Lists: Overrated and Underrated Holiday Destinations
See also:
My London blog (photos and ramblings):
www.williamruby.blogspot.co.uk
My novel, Kindness is a City:
http://www.amazon.co.uk/Kindness-is-a-City-ebook/dp/B009N0DCY4/ref=sr_1_1?ie=UTF8&qid=1359279700&sr=8-1
LATEST ESSAY:
What Travel Has Taught Me
That some of the people you meet briefly are incredible. On St Michael’s Mount in Cornwall was the most beautiful girl I had ever seen. I was near to her for maybe an hour; like me, she was with her parents, tourists. She knew she was lovely and she knew that I was transfixed by her. Then she was gone. Now I have no idea even what she looked like.
In youth
That if you are a young European student and you go into a Native American reservation bar in Phoenix, Arizona, and get into conversation with middle-aged prostitutes who want to introduce you to their ‘daughters’ back at trailer parks outside the city, then you’re asking for trouble. Likewise if you take a short cut through the roughest neighbourhood in New Orleans to save a bit of time. And hang around New York’s Port Authority bus terminal too long back in 1987. Oh, and sit next to a guy with a kitchen knife in the back pocket of his jeans on a Greyhound bus heading to Baltimore, particularly if he is foaming at the mouth.

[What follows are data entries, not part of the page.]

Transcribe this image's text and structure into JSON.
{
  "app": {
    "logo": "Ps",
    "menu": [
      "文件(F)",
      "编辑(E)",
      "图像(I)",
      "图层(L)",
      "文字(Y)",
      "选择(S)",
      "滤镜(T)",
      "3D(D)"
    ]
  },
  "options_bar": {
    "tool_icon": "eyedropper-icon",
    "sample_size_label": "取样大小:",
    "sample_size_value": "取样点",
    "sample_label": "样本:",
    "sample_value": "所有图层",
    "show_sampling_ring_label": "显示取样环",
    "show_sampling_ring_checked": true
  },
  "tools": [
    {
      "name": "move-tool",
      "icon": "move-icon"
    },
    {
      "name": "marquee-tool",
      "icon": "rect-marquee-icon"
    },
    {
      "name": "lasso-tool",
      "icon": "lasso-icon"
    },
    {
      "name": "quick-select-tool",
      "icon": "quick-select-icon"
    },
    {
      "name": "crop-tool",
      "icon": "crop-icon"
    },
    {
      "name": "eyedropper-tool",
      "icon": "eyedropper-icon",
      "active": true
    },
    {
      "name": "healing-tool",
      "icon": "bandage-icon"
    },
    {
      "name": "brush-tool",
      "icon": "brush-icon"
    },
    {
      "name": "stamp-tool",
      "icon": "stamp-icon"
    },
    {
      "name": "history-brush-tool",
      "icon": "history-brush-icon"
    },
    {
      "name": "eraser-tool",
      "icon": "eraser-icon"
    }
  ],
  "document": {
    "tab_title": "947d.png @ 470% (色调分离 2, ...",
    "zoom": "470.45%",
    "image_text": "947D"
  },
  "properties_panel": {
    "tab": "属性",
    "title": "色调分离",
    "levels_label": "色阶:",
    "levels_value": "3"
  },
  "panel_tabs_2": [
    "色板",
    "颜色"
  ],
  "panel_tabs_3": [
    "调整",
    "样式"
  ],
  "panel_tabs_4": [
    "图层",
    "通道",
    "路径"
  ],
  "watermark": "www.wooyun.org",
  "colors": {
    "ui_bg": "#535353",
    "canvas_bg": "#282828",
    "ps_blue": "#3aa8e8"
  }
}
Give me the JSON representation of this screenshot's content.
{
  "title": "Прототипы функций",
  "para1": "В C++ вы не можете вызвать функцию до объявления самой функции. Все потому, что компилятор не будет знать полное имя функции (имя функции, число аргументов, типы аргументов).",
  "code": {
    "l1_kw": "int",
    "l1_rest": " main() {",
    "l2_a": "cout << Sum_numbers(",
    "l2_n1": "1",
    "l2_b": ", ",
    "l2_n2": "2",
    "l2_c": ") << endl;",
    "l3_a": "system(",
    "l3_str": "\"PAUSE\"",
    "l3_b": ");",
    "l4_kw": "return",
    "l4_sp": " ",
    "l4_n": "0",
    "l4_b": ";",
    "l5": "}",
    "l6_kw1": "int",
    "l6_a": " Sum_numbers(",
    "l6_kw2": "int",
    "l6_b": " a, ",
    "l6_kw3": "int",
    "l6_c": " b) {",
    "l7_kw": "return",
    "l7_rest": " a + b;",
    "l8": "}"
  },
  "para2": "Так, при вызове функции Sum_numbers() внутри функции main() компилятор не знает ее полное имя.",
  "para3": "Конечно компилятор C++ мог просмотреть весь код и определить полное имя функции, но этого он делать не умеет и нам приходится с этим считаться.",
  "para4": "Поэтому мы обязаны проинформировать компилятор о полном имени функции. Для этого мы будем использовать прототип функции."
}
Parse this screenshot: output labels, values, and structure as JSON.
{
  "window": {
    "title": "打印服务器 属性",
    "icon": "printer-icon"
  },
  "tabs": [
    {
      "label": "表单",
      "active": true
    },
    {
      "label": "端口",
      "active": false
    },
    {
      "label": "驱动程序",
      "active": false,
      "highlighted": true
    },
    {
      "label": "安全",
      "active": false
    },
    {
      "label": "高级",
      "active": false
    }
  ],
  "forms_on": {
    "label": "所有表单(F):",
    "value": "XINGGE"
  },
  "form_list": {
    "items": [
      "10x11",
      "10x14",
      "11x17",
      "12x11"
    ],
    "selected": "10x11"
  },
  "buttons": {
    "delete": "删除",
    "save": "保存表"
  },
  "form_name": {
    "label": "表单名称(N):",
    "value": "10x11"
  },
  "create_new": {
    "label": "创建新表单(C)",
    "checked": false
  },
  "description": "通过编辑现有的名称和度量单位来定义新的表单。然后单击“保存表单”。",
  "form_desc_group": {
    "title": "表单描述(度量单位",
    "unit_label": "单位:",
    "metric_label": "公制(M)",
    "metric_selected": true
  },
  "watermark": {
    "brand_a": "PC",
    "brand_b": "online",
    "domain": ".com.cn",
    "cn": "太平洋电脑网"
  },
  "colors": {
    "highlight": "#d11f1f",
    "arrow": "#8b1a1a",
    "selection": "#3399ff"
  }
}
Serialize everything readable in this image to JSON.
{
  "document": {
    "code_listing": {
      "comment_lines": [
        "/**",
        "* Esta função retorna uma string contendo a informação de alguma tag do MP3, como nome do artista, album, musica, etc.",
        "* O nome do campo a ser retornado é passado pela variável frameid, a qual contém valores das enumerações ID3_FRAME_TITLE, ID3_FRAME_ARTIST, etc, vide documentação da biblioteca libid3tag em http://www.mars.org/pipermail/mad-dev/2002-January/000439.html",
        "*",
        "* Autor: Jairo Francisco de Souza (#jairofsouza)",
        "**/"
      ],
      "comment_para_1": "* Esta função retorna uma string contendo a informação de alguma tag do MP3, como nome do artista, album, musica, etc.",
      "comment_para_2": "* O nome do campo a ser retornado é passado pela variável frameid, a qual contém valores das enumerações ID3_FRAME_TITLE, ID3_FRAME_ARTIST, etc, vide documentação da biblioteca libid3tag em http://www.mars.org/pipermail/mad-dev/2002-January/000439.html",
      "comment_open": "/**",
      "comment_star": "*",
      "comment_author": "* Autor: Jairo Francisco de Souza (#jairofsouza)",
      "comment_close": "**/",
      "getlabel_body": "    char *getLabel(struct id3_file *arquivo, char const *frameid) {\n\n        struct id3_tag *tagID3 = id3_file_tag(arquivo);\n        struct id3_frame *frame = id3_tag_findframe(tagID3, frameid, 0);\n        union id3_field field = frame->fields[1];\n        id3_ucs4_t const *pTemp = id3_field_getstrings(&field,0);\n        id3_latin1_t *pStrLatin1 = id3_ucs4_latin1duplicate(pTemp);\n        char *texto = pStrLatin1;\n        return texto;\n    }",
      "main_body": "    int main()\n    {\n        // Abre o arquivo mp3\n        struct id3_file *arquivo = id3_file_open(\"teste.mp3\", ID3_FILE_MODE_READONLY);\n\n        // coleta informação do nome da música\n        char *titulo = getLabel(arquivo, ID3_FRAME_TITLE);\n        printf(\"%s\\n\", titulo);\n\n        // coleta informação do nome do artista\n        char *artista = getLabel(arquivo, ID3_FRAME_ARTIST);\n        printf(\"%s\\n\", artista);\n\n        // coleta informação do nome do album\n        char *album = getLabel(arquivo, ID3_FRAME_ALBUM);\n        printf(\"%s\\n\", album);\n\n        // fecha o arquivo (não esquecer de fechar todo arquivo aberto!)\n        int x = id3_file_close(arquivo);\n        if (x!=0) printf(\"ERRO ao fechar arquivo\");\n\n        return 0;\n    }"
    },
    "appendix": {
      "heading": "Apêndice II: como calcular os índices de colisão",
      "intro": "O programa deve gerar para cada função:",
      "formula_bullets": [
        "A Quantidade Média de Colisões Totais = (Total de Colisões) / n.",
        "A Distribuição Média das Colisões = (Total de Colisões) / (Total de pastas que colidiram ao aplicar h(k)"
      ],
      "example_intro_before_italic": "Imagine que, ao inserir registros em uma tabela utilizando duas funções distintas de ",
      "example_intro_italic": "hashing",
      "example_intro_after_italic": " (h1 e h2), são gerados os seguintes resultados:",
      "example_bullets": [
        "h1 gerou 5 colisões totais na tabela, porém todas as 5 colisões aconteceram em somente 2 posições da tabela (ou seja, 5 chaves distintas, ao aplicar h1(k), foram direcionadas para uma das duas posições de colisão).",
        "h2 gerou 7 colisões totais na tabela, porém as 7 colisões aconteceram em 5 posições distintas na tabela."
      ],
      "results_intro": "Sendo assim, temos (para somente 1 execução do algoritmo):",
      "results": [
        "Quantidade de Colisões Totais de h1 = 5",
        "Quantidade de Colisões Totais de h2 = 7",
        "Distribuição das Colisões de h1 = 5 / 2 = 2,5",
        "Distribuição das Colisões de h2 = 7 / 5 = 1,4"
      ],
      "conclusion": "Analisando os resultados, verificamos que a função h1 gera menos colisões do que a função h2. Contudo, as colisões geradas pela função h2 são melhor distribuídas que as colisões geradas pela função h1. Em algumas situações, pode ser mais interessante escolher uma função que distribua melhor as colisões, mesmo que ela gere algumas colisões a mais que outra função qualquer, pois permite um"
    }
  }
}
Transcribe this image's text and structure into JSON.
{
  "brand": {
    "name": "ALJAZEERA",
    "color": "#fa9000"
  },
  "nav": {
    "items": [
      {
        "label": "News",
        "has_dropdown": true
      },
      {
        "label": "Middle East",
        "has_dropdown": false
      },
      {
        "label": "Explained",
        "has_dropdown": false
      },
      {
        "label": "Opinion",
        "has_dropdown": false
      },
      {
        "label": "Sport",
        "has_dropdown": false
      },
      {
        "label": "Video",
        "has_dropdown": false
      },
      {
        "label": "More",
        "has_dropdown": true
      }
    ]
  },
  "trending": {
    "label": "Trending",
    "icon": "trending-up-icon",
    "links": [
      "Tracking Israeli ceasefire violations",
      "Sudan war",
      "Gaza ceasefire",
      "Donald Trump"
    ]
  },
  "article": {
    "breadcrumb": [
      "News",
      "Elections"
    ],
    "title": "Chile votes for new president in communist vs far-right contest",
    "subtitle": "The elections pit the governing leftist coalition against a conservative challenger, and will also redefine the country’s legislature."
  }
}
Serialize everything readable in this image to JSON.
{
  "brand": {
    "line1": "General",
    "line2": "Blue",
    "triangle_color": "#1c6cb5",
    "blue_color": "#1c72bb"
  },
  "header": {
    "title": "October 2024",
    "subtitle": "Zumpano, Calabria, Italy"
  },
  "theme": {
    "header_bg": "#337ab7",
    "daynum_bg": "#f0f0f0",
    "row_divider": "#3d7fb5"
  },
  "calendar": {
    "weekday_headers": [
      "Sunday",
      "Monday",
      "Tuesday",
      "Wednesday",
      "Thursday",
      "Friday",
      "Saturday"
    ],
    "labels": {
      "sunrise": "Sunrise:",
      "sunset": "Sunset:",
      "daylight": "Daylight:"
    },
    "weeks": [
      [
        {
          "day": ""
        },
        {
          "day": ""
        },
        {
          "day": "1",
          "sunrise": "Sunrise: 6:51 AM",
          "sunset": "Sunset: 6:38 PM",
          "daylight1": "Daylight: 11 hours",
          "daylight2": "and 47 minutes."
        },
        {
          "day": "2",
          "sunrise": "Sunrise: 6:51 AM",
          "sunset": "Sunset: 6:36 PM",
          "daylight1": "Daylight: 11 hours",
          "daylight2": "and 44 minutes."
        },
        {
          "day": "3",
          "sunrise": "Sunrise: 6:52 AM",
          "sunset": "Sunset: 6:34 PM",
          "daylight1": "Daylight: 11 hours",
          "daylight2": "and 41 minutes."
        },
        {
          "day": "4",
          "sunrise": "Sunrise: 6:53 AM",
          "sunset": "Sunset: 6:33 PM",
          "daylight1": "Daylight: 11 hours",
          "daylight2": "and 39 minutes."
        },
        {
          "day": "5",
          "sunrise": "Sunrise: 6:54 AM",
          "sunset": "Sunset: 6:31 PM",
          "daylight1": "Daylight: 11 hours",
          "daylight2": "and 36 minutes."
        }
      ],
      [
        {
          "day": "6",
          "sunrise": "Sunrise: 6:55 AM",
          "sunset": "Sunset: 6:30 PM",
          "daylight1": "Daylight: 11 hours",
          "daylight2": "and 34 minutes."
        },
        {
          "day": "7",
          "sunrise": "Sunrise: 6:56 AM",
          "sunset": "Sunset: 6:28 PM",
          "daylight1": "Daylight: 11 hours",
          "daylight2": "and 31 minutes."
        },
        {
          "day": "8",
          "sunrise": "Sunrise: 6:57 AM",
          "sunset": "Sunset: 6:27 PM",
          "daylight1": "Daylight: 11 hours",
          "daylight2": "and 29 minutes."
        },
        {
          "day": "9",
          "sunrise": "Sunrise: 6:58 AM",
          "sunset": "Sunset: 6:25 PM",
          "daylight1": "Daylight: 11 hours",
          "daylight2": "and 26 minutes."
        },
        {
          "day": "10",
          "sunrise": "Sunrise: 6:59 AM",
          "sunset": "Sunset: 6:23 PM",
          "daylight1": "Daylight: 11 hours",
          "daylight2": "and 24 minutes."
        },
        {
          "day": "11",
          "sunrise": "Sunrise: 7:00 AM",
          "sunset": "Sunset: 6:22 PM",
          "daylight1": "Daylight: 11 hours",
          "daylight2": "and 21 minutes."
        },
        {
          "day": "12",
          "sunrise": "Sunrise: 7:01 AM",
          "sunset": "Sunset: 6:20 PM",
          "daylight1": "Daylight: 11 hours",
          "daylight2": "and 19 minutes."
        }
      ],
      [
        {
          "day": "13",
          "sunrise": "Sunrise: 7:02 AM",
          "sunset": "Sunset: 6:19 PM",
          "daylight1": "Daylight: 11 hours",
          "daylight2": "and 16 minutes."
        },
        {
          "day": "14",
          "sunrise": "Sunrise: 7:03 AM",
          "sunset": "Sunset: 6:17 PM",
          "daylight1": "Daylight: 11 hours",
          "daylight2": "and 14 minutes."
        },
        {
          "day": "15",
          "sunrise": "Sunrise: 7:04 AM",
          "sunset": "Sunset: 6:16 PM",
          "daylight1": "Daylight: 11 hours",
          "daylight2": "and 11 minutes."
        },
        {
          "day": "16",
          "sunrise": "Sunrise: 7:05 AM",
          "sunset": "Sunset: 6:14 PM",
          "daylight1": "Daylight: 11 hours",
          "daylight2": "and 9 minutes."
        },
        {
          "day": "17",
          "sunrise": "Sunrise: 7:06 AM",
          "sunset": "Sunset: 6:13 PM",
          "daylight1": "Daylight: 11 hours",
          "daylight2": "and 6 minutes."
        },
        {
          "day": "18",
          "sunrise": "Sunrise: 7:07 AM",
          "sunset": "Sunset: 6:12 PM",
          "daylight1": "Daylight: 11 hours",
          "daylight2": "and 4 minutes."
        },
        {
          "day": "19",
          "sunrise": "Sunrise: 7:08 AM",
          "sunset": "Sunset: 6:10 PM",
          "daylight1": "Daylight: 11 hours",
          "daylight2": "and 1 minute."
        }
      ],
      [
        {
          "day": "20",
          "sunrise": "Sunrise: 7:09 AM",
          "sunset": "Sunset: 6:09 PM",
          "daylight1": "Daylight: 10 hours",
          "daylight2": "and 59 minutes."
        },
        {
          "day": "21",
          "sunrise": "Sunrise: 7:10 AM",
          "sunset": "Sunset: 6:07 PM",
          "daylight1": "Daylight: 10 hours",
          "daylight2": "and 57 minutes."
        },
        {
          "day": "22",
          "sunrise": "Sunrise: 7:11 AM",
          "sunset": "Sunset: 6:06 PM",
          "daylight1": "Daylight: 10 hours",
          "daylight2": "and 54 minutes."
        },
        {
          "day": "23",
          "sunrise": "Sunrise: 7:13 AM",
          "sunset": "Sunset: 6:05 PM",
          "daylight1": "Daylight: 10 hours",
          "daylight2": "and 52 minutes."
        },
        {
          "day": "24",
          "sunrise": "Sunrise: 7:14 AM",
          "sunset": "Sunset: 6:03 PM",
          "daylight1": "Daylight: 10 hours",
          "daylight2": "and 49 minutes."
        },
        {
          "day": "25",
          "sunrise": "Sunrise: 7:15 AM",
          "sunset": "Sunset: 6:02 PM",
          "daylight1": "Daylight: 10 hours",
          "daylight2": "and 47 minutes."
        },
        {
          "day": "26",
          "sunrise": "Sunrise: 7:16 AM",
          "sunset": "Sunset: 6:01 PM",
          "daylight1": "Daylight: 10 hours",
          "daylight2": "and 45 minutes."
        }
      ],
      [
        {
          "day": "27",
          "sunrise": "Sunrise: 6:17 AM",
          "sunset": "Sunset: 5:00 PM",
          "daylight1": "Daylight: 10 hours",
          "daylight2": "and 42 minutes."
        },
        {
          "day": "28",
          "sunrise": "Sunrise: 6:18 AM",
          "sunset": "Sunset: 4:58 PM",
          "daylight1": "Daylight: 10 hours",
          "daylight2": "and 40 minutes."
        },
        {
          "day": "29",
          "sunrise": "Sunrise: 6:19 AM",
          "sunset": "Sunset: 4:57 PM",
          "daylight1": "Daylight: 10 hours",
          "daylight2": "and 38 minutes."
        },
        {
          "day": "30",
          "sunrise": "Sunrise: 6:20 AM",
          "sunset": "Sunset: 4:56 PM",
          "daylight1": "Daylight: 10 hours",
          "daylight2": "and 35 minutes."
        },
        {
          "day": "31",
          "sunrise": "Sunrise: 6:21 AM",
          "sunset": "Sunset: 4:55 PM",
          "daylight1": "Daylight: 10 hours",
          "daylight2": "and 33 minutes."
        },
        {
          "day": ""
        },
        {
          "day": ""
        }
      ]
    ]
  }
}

That people of other nationalities will infer certain things about you simply because you are English. The little Spaniard beach attendant at Lloret de Mar had a quite obviously set view when he accused you of inventing Concord and living in Buckingham Palace but being totally unable to put up a ‘fucking umbrella’.
That people doing menial jobs in the tourist industry do not have to like you. I only told the young Algarve waiter that one of the legs of our table was too short. He thought I meant one of his legs. The tight-lipped sarcasm and long-suffering I saw in his subservient smile has been memorable to me ever since.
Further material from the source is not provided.